Developed and Developing economies in Recession

Likely global growth trends: The world economy is expected to contract for the first time in sixty years with developed economies facing the brunt of the downtrend. As per the latest IMF report, the developed economies are expected to contract by 3-3.5% while developing economies are expected to grow by 1.5 – 2%.

In FY10, advanced economies may just about grow while developing economies will grow faster to 3.5 – 4%.

This outlook may be overly pessimistic and we think that growth could surprise positively in the second half of the year on account of several policy initiatives taken across the world which are beginning to take traction.

Fear rules commodity markets: The actual contraction in demand of several commodities gas been relatively modest but erosion in prices has been significant. For instance, oil demand is down by about 3%, but erosion in prices has been over 60%. The same trend has been repeated in almost all commodities. This in turn has resulted in a currency crisis for a few of the commodity exporting countries, which has forced them to export commodities cheaper than ever before on account of devaluing currencies. This already started in steel exports from Russia which has faced a sharp deterioration in its currency.

There is also a debt crisis brewing in Eastern Europe which has the potential to unsettle European banks resulting in a currency crisis there. Overall, the ripple of sub prime originated crisis is being felt across the world result in several mini crises the world over.

Negative feedback loop flowing from commodity downturn: The sudden sharp decline in the prices has resulted in severe de-stocking creating a further downward spiral. As of now extreme fear rules all commodity markets, as there is no determination on the floor prices. There are, however, signs of an arrest in the downward spiral in commodity prices, giving some legs of stability. This trend has been tenuous and we need to determine if this would last. Incremental demand of commodities is largely from developing economies, and a pickup from these economies will benefit a more stable outlook for commodities which in turn can set a reinforcing process.

Deterioration of prices in commodities will in turn delay a number of expansion projects and result in capital goods companies further pulling back and resulting in job cut. The pain in China could be higher as the last leg of economic growth in China was fuelled by growth in demand in China and most of the high cost production is in China.

Hence the make vs. buy decision in China will turn towards BUY. A lot of capacities could therefore theoretically go out of the system further depressing replacement costs and my be available at salvage costs implying that the book value may lose relevance for a period of time, as is now.

Hence, the feedback lop of lower demand, lower prices, shut downs, lower jobs could continue for a period that is longer than is envisaged.

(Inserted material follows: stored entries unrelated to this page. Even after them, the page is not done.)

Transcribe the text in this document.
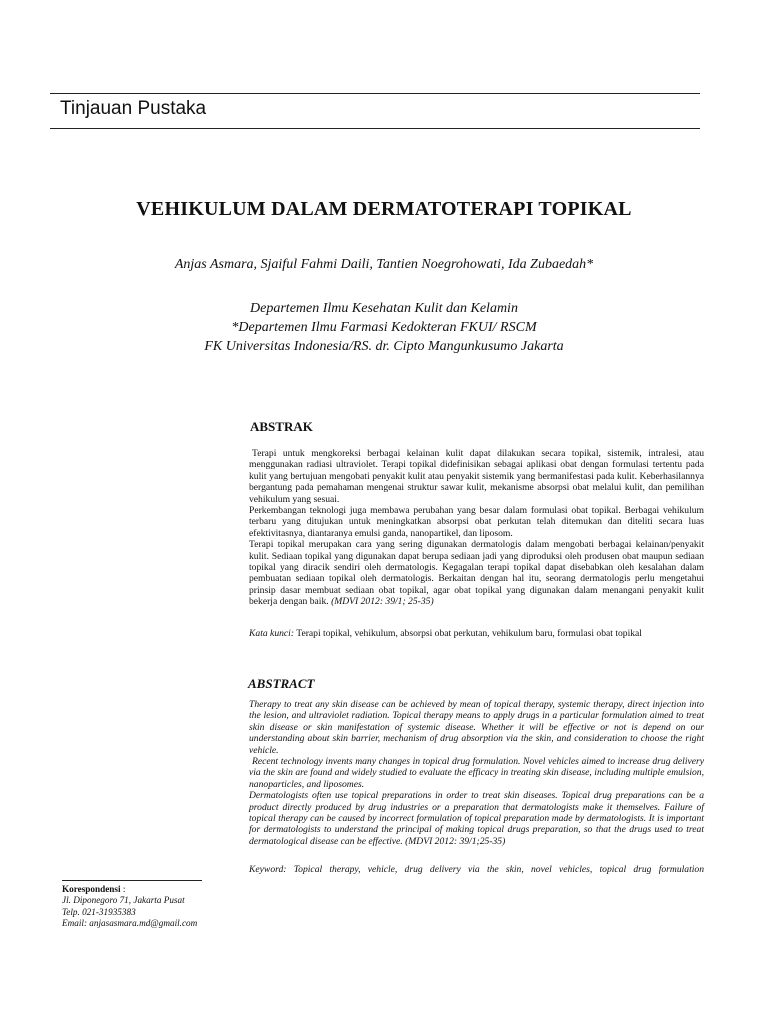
Tinjauan Pustaka
VEHIKULUM DALAM DERMATOTERAPI TOPIKAL
Anjas Asmara, Sjaiful Fahmi Daili, Tantien Noegrohowati, Ida Zubaedah*
Departemen Ilmu Kesehatan Kulit dan Kelamin
*Departemen Ilmu Farmasi Kedokteran FKUI/ RSCM
FK Universitas Indonesia/RS. dr. Cipto Mangunkusumo Jakarta
ABSTRAK
Terapi untuk mengkoreksi berbagai kelainan kulit dapat dilakukan secara topikal, sistemik, intralesi, atau menggunakan radiasi ultraviolet. Terapi topikal didefinisikan sebagai aplikasi obat dengan formulasi tertentu pada kulit yang bertujuan mengobati penyakit kulit atau penyakit sistemik yang bermanifestasi pada kulit. Keberhasilannya bergantung pada pemahaman mengenai struktur sawar kulit, mekanisme absorpsi obat melalui kulit, dan pemilihan vehikulum yang sesuai.
Perkembangan teknologi juga membawa perubahan yang besar dalam formulasi obat topikal. Berbagai vehikulum terbaru yang ditujukan untuk meningkatkan absorpsi obat perkutan telah ditemukan dan diteliti secara luas efektivitasnya, diantaranya emulsi ganda, nanopartikel, dan liposom.
Terapi topikal merupakan cara yang sering digunakan dermatologis dalam mengobati berbagai kelainan/penyakit kulit. Sediaan topikal yang digunakan dapat berupa sediaan jadi yang diproduksi oleh produsen obat maupun sediaan topikal yang diracik sendiri oleh dermatologis. Kegagalan terapi topikal dapat disebabkan oleh kesalahan dalam pembuatan sediaan topikal oleh dermatologis. Berkaitan dengan hal itu, seorang dermatologis perlu mengetahui prinsip dasar membuat sediaan obat topikal, agar obat topikal yang digunakan dalam menangani penyakit kulit bekerja dengan baik. (MDVI 2012: 39/1; 25-35)
Kata kunci: Terapi topikal, vehikulum, absorpsi obat perkutan, vehikulum baru, formulasi obat topikal
ABSTRACT
Therapy to treat any skin disease can be achieved by mean of topical therapy, systemic therapy, direct injection into the lesion, and ultraviolet radiation. Topical therapy means to apply drugs in a particular formulation aimed to treat skin disease or skin manifestation of systemic disease. Whether it will be effective or not is depend on our understanding about skin barrier, mechanism of drug absorption via the skin, and consideration to choose the right vehicle.
Recent technology invents many changes in topical drug formulation. Novel vehicles aimed to increase drug delivery via the skin are found and widely studied to evaluate the efficacy in treating skin disease, including multiple emulsion, nanoparticles, and liposomes.
Dermatologists often use topical preparations in order to treat skin diseases. Topical drug preparations can be a product directly produced by drug industries or a preparation that dermatologists make it themselves. Failure of topical therapy can be caused by incorrect formulation of topical preparation made by dermatologists. It is important for dermatologists to understand the principal of making topical drugs preparation, so that the drugs used to treat dermatological disease can be effective. (MDVI 2012: 39/1;25-35)
Keyword: Topical therapy, vehicle, drug delivery via the skin, novel vehicles, topical drug formulation
Korespondensi :
Jl. Diponegoro 71, Jakarta Pusat
Telp. 021-31935383
Email: anjasasmara.md@gmail.com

Breaking the logjam: How can we then break this negative feedback loop? The initial feedback of all producers and consumers has been to cut back production and consumption simultaneously, which has resulted in some of the imbalances being ironed out. The hope is that as consumption comes back on stream, production can also do so.

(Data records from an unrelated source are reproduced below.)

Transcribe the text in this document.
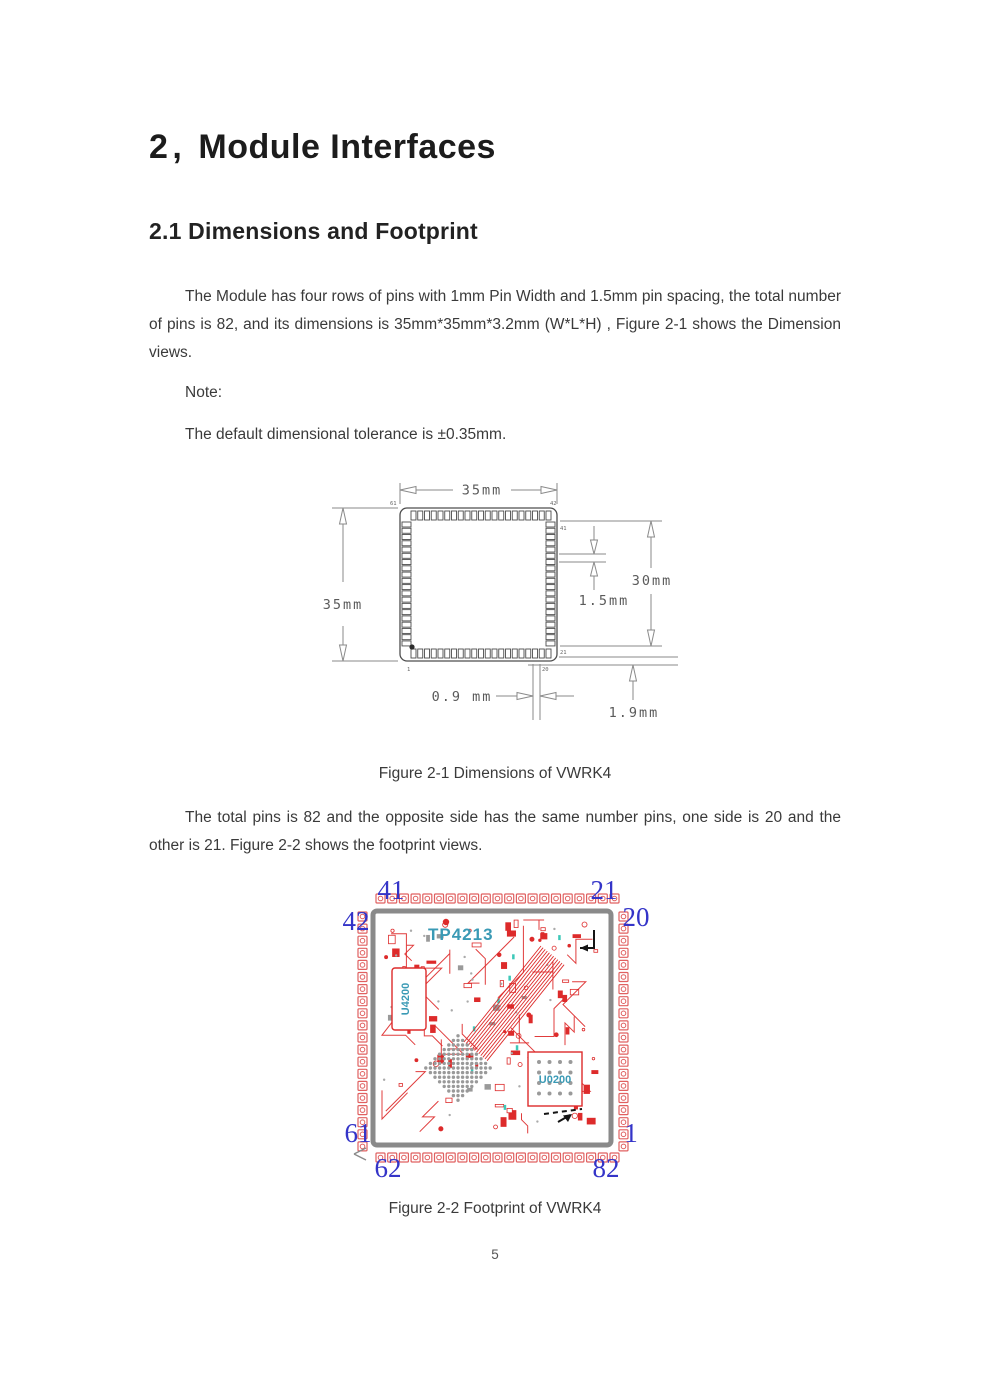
2 , Module Interfaces
2.1 Dimensions and Footprint

The Module has four rows of pins with 1mm Pin Width and 1.5mm pin spacing, the total number of pins is 82, and its dimensions is 35mm*35mm*3.2mm (W*L*H) , Figure 2-1 shows the Dimension views.

Note:

The default dimensional tolerance is ±0.35mm.

35mm
35mm	1.5mm
30mm
0.9 mm
1.9mm
61	42
41
21
20
1

Figure 2-1 Dimensions of VWRK4

The total pins is 82 and the opposite side has the same number pins, one side is 20 and the other is 21. Figure 2-2 shows the footprint views.

TP4213
U4200
U0200
41	21
42	20
61	1
62	82

Figure 2-2 Footprint of VWRK4

5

This concerted action by producers is in a way happening for the first time as there is a greater producer discipline today than earlier, but does this not vitiate the survival of the fittest. In our view there will be capacities in the West which are higher cost and may get shut permanently and result in partial parity.

In the case of oil, we anticipate oil prices to stabilize as production facilities are declining and new output is difficult to come by and emerging markets improve their standard of living.